Department of Biology and School of Informatics and Computing, Indiana University, Bloomington, Indiana, USA.
PLoS Genet. 2013;9(1):e1003242. doi: 10.1371/journal.pgen.1003242. Epub 2013 Jan 24.
The era of whole-genome sequencing has revealed that gene copy-number changes caused by duplication and deletion events have important evolutionary, functional, and phenotypic consequences. Recent studies have therefore focused on revealing the extent of variation in copy-number within natural populations of humans and other species. These studies have found a large number of copy-number variants (CNVs) in humans, many of which have been shown to have clinical or evolutionary importance. For the most part, these studies have failed to detect an important class of gene copy-number polymorphism: gene duplications caused by retrotransposition, which result in a new intron-less copy of the parental gene being inserted into a random location in the genome. Here we describe a computational approach leveraging next-generation sequence data to detect gene copy-number variants caused by retrotransposition (retroCNVs), and we report the first genome-wide analysis of these variants in humans. We find that retroCNVs account for a substantial fraction of gene copy-number differences between any two individuals. Moreover, we show that these variants may often result in expressed chimeric transcripts, underscoring their potential for the evolution of novel gene functions. By locating the insertion sites of these duplicates, we are able to show that retroCNVs have had an important role in recent human adaptation, and we also uncover evidence that positive selection may currently be driving multiple retroCNVs toward fixation. Together these findings imply that retroCNVs are an especially important class of polymorphism, and that future studies of copy-number variation should search for these variants in order to illuminate their potential evolutionary and functional relevance.

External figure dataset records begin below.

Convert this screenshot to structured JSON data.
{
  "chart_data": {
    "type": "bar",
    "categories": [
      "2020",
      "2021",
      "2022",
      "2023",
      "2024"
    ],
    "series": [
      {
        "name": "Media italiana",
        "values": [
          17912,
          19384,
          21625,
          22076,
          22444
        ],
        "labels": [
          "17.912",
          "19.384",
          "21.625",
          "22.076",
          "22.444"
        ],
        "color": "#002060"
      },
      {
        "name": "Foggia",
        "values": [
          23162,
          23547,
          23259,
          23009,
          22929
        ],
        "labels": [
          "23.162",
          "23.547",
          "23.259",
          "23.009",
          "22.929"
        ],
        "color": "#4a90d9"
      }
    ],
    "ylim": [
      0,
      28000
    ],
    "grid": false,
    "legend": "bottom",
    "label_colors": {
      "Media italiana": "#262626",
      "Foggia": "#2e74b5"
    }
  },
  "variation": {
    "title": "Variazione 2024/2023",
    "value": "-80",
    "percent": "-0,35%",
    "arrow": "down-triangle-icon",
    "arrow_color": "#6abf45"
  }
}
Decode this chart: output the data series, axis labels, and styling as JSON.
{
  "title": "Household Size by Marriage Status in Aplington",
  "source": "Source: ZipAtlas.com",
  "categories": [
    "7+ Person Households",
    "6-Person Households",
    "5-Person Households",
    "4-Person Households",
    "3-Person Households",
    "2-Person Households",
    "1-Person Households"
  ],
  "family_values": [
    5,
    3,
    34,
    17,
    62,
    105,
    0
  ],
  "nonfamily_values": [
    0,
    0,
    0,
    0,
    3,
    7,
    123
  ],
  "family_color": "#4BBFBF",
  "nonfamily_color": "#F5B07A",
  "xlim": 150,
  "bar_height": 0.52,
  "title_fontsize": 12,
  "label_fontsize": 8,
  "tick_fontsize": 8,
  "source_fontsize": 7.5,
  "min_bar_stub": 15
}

全基因组测序时代揭示,基因拷贝数的增加和缺失事件导致的变化对生物进化、功能和表型具有重要影响。因此,最近的研究集中于揭示人类和其他物种自然群体中拷贝数变异的程度。这些研究在人类中发现了大量的拷贝数变异(CNVs),其中许多已经被证明具有临床或进化意义。在很大程度上,这些研究未能检测到一类重要的基因拷贝数多态性:由逆转录转座引起的基因重复,导致新的无内含子的亲本基因拷贝插入基因组的随机位置。在这里,我们描述了一种利用下一代测序数据检测由逆转录转座引起的基因拷贝数变异(retroCNVs)的计算方法,并报告了人类中这些变异的首次全基因组分析。我们发现,retroCNVs 解释了两个个体之间基因拷贝数差异的很大一部分。此外,我们表明,这些变体可能经常导致表达的嵌合转录本,强调了它们在新基因功能进化中的潜力。通过定位这些重复的插入位点,我们能够表明 retroCNVs 在人类的近期适应中发挥了重要作用,并且我们还发现了证据表明,正选择可能目前正在推动多个 retroCNVs 向固定方向发展。这些发现共同表明 retroCNVs 是一类特别重要的多态性,未来的拷贝数变异研究应该寻找这些变体,以阐明它们潜在的进化和功能相关性。